For almost 20 years, New Zealand winter season has been the perfect time to visit family in Italy and lie on the beach. But for the past few years, we have decided to turn to our childhood winter activity: skiing. As last year, we planned to drive down to the deep south (from Auckland), instead of flying. Four days to reach our favourite winter destination, Wanaka, and discovering some new exciting parts of NZ along the way.
Activities for our first day included strolling along the incredibly clear water at the blue springs, at Putaruru, and the Redwood Treewalk at night in Rotorua. Suspended high above the forest floor, we walked across bridges and platforms, illuminated by floating lanterns designed by sustainability champion David Trubridge.
The morning after, heavy rain along the desert road prevented us to appreciate the view of the majestic volcanoes of the Central Plateau, but as our ferry entered the Queen Charlotte Sound, we were welcomed by jumping dolphins and we were rewarded with a picture perfect; colourful and clear sunset. South Island was welcoming us.
The ocean road from Picton to Kaikoura was beaming with wild life. Marveling at the close encounter with the noisy, clumsy, smelly but nevertheless intriguing seals was a highlight. The fresh crayfish served at the roadside beach caravan was the perfect lunch spot.
Day four is the final leg, Christchurch to Wanaka. As we drove across the passes, the excitement escalated. Lunch on this day was at the ‘Fairlie Bakehouse’ to eat only the best pie in the South Canterbury region. It would be rude not to take a brief stop at Tekapo to admire the unreal colour of the lake. This is also the first encounter with the smell of snow and the vastity of the Mackenzie country.
The arrival to Wanaka feels like a warm welcome back to what we consider our winter home. Last year we have spent 3 entire months here and this has allowed us to live the town and its surrounding as the locals do. Adam and Eve’s breakfast croissants, the espresso at the Coffee Shack, the relaxed lunch at Federal diner, the fresh beer after a rewarding day of skiing at Treble Cone… But our favourite experience remains the freshly baked scones paired with a glass of mulled wine at the ‘Wineglass café’ of the Edgewater resort.
Mulled wine, vin brule’ in Italian, is very popular in almost every town of the Italian Alps and is part of my childhood memories.

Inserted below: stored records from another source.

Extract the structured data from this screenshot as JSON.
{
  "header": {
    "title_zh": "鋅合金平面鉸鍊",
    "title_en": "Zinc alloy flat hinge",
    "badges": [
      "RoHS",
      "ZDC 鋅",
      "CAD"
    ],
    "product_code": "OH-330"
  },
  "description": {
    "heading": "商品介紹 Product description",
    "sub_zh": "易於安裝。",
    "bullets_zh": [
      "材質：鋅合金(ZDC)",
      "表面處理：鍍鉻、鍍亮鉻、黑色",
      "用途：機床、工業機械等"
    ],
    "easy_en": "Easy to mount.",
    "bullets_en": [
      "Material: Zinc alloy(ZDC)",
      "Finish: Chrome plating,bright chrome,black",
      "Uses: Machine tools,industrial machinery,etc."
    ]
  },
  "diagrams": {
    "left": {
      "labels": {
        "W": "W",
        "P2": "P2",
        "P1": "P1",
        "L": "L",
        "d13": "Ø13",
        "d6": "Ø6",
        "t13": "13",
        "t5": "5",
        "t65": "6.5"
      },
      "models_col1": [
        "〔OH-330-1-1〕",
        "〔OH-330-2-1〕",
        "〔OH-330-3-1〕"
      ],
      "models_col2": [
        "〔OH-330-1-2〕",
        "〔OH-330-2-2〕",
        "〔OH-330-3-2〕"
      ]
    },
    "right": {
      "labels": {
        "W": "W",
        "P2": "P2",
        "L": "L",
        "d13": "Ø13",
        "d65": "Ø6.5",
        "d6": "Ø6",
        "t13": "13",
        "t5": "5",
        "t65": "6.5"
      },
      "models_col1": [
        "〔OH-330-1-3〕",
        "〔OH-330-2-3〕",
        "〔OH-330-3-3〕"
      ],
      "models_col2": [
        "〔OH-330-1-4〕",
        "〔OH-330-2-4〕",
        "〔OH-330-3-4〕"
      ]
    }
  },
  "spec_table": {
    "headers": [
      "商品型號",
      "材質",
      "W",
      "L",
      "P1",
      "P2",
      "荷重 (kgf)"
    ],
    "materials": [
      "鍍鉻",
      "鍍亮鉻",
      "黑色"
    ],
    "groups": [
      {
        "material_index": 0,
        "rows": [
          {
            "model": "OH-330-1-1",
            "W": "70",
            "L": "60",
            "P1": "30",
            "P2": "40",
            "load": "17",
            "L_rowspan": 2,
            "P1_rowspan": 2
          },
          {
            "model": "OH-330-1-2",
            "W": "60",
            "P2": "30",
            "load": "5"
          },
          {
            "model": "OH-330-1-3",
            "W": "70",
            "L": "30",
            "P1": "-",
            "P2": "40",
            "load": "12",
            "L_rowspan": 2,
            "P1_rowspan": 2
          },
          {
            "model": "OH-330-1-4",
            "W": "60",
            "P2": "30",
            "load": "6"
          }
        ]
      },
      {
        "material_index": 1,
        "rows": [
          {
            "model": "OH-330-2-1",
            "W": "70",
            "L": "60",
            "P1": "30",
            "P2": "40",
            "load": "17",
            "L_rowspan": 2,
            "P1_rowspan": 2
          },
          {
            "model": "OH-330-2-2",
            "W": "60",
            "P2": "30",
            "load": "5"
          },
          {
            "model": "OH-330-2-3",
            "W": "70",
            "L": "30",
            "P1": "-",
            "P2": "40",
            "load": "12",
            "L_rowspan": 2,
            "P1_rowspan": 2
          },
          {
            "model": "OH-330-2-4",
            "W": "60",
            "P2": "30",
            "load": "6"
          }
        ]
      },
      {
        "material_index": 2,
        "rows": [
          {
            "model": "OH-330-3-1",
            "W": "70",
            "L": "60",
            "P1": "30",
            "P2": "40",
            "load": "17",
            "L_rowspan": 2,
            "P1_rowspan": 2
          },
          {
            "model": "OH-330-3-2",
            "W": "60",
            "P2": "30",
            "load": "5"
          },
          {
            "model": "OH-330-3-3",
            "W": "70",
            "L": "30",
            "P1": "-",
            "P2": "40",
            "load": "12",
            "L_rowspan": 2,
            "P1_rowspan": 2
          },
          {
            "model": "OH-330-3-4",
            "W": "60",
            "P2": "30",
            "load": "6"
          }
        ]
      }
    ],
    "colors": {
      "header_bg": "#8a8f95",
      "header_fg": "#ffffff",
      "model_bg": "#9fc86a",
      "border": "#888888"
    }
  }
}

Although I never really drink it in Auckland, I have brought the recipes with me from Bormio, the ski area I used to go as a child in the Valtellina region.
– 1 litre of full-bodied red wine (the Italian Primitivo is my fave but Syrah works well)
– 7 cloves
– 2 cinnamon sticks
– 3 aniseed
– 1 lemon (for the zest)
– 1 orange
– A pinch of grated nutmeg
– 3/4 cup sugar
In a wide but low saucepan place the sugar, grated lemon rind, sliced orange, spices and then pour the wine. Bring the wine slowly to boiling point, stirring continuously.
Shortly before the boiling point, remove the pot from the stove and let it stand for approx. 2 hours or overnight so that the spices can infuse. Strain the spices, reheat and enjoy.